The effect of different pH values on the release rate of the product was measured by varying the pH of the dexmedetomidine hydrochloride solution under the conditions of example 1, see in particular figure 4.

Example 3

The particle size of the silica sol was varied under the conditions of example 1 and the effect of different particle size values on the particle size and morphology of the product was measured, see in particular figures 1-3. It can be seen that when the particle size is 20nm, the morphology of the product is better, the particle dispersion degree is better,

example 4

The comparison of the sustained release effect of the conventional drug a (0.1mg dexmedetomidine hydrochloride dissolved in 5ml 0.9% sodium chloride solution) on the market and the microparticle formulation b of the present application is shown in detail in fig. 5. Three dogs weighing 8.6-10.1kg (12-26 months old), two males and one female, 60mg of silica gel microparticles containing 4.6mg of dexmedetomidine suspended in 5ml of 0.9% sodium chloride solution were injected subcutaneously onto the dorsal surface of the neck; dexmedetomidine hydrochloride 0.1mg was dissolved in 5ml of 0.9% sodium chloride solution and 4 beagle dogs weighing 8.3-10.5kg (13-34 months old) were injected subcutaneously as a reference. The dexmedetomidine concentration in serum was measured by taking blood samples before and after administration at 0.5, 1, 2, 4, 6, 8, 24, 48h, respectively. The last sampling point for the reference dose was 8 hours.
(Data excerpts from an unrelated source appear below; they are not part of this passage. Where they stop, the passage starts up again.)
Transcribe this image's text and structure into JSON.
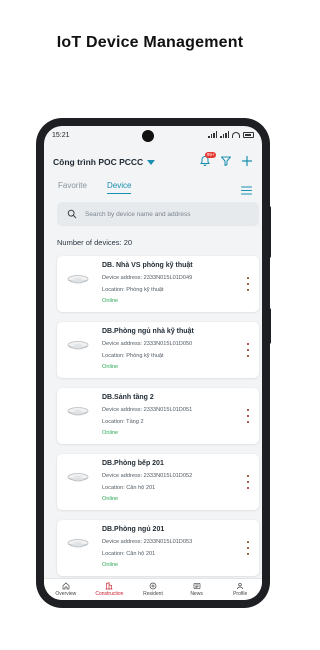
{
  "headline": "IoT Device Management",
  "status_bar": {
    "time": "15:21"
  },
  "header": {
    "project": "Công trình POC PCCC",
    "notification_badge": "99+"
  },
  "tabs": [
    {
      "label": "Favorite",
      "active": false
    },
    {
      "label": "Device",
      "active": true
    }
  ],
  "search": {
    "placeholder": "Search by device name and address",
    "value": ""
  },
  "device_count": "Number of devices: 20",
  "devices": [
    {
      "name": "DB. Nhà VS phòng kỹ thuật",
      "address": "Device address: 2333N015L01D049",
      "location": "Location: Phòng kỹ thuật",
      "status": "Online"
    },
    {
      "name": "DB.Phòng ngủ nhà kỹ thuật",
      "address": "Device address: 2333N015L01D050",
      "location": "Location: Phòng kỹ thuật",
      "status": "Online"
    },
    {
      "name": "DB.Sảnh tầng 2",
      "address": "Device address: 2333N015L01D051",
      "location": "Location: Tầng 2",
      "status": "Online"
    },
    {
      "name": "DB.Phòng bếp 201",
      "address": "Device address: 2333N015L01D052",
      "location": "Location: Căn hộ 201",
      "status": "Online"
    },
    {
      "name": "DB.Phòng ngủ 201",
      "address": "Device address: 2333N015L01D053",
      "location": "Location: Căn hộ 201",
      "status": "Online"
    }
  ],
  "bottom_nav": [
    {
      "label": "Overview",
      "icon": "home-icon",
      "active": false
    },
    {
      "label": "Construction",
      "icon": "building-icon",
      "active": true
    },
    {
      "label": "Resident",
      "icon": "resident-icon",
      "active": false
    },
    {
      "label": "News",
      "icon": "news-icon",
      "active": false
    },
    {
      "label": "Profile",
      "icon": "profile-icon",
      "active": false
    }
  ],
  "colors": {
    "accent": "#1a8fb0",
    "online": "#2eaa57",
    "active_nav": "#c8202f",
    "more_dots": "#8b2d12"
  }
}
As can be seen from fig. 5, the conventional drug a reaches the maximum release amount about one hour after administration and completely decomposes about 7 hours after administration, the dexmedetomidine hydrochloride silica sol particle b reaches the maximum release amount about 5 hours, and the dexmedetomidine hydrochloride still remains in the serum as long as about 50 hours after administration, which indicates that the sustained-release effect of the dexmedetomidine hydrochloride is obviously better than that of the conventional drug a.

Those of ordinary skill in the art will understand that: the discussion of any embodiment above is meant to be exemplary only, and is not intended to intimate that the scope of the disclosure, including the claims, is limited to these examples; within the spirit of the present disclosure, features from the above embodiments or from different embodiments may also be combined, steps may be implemented in any order, and there are many other variations of different aspects of one or more embodiments in this application as described above, which are not provided in detail for the sake of brevity.

It is intended that the one or more embodiments of the present application embrace all such alternatives, modifications and variations as fall within the broad scope of the appended claims. Therefore, any omissions, modifications, substitutions, improvements, and the like that may be made without departing from the spirit and principles of one or more embodiments of the present disclosure are intended to be included within the scope of the present disclosure.